Either I have to come to accept my face as it is, or I have to take some corrective action. Acceptance is first and foremost important, I believe. I have to face the scarring that has caused me so much pain. I wish I really knew how bad it is or isn’t, however. I wish I could see my face through the eyes of others. Mirrors are so unreliable. One mirror tells me I look horrible enough to want to die, and another mirror tells me I look way better than I ever thought. Which one is telling the truth? I have no way of knowing. Either way, I know I have to reach a level of accepting what I cannot change.

When it comes to what I can change, there are options. Dermatology can do all sorts of things to make it better, but that’s expensive. The same is true for high-end cosmetics. It may come down to just how much acceptance my Higher Power can help me to achieve and how important it is to me to invest in change that is affordable.

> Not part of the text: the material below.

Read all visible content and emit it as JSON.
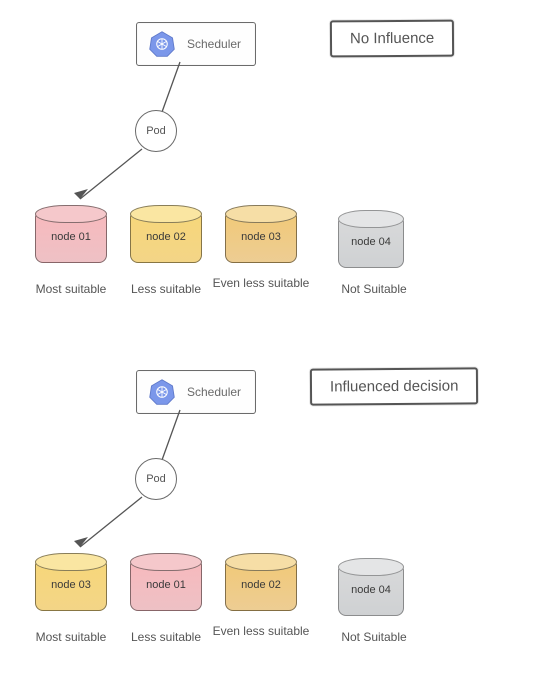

Either way, I’m tired of days like today: Days where I look in the mirror and I feel so completely untouchable and unlovable. If you feel the way sometimes, too, work on accepting what you can’t change about yourself. Ask your Higher Power to help you. Realize when you are projecting your own bad feelings about yourself onto others and stop doing it. People see us way different—and usually way better—than we see ourselves. And then decide what you can do, what you can change about yourself to make yourself feel more lovable, touchable and kissable.